Mientras no se produzca perjuicio a otra persona, cada uno deberíamos hacer con nuestra vida aquello que consideremos conveniente. Esa es la más básica y sencilla regla que mayor respeto concede a la libertad. Todas las notas a pie de página que se añadan a esa máxima son pura manipulación. Pero el hecho es que las hay y muchas. Son tantas que, más allá de textos legales, la mayor parte del tiempo es la letra pequeña del contrato social la que trata de dirigir nuestras vidas, pese a que unas veces lo consiga y otras no.
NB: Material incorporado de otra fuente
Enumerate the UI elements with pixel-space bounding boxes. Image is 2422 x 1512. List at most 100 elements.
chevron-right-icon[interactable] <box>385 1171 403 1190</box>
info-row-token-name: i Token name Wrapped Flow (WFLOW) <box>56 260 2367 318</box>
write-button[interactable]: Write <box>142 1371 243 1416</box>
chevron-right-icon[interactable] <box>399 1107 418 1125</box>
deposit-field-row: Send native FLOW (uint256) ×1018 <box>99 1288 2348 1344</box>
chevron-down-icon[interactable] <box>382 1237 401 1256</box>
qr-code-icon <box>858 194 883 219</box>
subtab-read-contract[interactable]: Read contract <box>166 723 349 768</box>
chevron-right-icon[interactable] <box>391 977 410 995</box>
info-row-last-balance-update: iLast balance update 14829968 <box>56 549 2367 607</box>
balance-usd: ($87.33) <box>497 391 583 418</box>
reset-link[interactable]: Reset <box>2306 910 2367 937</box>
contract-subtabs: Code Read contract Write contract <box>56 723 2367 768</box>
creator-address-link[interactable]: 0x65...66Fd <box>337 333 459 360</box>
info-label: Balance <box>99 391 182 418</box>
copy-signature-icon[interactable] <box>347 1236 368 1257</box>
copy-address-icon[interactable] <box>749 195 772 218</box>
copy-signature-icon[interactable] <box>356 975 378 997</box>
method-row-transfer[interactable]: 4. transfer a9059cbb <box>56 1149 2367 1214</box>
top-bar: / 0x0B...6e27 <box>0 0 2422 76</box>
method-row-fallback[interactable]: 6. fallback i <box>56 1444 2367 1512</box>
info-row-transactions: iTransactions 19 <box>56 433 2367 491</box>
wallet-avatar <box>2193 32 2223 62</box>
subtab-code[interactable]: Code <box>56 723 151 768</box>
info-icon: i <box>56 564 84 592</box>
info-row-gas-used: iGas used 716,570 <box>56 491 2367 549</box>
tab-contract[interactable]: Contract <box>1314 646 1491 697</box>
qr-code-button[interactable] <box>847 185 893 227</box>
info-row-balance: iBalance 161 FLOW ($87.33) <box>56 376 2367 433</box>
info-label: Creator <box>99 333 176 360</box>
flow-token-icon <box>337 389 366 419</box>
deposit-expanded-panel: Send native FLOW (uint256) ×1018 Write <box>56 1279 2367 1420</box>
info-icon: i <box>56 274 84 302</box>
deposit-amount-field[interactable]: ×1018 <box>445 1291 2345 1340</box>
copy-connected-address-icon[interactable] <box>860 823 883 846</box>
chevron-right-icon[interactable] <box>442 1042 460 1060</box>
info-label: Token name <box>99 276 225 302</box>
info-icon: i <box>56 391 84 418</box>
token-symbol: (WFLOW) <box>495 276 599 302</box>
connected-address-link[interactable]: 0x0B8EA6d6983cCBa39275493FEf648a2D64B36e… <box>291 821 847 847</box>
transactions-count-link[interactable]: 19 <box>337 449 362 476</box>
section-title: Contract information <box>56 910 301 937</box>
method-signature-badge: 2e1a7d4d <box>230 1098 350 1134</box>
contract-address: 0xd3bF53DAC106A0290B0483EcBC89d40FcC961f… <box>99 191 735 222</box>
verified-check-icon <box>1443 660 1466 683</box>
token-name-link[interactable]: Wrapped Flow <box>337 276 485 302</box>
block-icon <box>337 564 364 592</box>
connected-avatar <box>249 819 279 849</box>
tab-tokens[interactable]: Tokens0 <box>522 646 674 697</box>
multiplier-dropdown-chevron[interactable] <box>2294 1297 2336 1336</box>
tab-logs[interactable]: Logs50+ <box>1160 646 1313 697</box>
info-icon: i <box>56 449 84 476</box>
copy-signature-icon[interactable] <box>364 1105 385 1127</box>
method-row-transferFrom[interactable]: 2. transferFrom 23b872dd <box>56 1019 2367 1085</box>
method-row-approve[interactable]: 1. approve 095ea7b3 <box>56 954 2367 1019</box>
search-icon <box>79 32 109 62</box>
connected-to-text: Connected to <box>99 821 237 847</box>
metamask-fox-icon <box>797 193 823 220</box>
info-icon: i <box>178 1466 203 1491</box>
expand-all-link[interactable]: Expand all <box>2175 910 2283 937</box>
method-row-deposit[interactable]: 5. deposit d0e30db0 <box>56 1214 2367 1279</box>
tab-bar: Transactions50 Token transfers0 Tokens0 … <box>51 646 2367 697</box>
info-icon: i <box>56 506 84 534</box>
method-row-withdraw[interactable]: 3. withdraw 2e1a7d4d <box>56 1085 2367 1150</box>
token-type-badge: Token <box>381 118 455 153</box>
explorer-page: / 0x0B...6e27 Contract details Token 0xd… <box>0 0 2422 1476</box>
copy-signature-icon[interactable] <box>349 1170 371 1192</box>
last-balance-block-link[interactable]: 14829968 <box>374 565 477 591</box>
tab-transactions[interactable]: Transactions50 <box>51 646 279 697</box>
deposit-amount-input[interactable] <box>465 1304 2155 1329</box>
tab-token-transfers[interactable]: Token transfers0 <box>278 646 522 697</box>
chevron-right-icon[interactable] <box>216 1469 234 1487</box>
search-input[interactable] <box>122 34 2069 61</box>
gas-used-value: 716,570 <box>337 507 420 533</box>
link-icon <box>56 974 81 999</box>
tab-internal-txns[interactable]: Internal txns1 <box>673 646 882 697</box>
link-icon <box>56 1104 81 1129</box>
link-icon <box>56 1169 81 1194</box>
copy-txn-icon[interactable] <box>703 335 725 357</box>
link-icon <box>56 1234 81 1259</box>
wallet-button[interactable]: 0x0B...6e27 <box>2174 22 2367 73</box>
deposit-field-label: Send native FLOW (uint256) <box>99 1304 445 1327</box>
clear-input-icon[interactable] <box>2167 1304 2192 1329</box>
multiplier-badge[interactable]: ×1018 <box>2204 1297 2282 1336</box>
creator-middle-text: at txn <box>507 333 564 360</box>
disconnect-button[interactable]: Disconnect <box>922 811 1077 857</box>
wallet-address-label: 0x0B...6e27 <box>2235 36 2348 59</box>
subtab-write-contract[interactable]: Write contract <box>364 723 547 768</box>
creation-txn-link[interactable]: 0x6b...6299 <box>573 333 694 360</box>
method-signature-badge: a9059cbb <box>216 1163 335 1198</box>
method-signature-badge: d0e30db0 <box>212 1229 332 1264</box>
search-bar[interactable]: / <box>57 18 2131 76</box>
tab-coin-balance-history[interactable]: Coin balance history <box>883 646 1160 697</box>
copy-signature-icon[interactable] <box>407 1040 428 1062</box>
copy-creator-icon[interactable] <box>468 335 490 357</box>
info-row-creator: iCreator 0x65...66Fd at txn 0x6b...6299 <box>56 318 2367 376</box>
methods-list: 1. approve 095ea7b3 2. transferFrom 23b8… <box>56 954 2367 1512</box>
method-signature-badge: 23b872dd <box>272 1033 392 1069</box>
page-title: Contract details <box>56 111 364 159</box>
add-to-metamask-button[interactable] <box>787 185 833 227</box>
Es precisamente por eso por lo que el contrato social sí garantiza la igualdad. Él nos otorga a todos las mismas cadenas a una sociedad que no se cansa de oprimirnos. La diferencia está en que unos desarrollan el síndrome de Estocolmo por estar encantados de vivir en el secuestro de su voluntad, mientras que otros tratamos de vivir al margen de tanta hipocresía y mezquindad. Los que hacemos esto último, con el tiempo, nos acostumbramos a convivir con un ofensiómetro vigilando todo lo que discurre por nuestra conspirativa cabeza.

Estamos destinados a vivir bajo una serie de reglas porque vivimos en sociedad, para qué nos vamos a engañar. Aún así, el contrato basura que tenemos por contrato social podría mejorarse tan sólo si, siguiendo a Rousseau, entendiéramos que la única costumbre que hay que enseñar a los niños es que no se sometan a ninguna.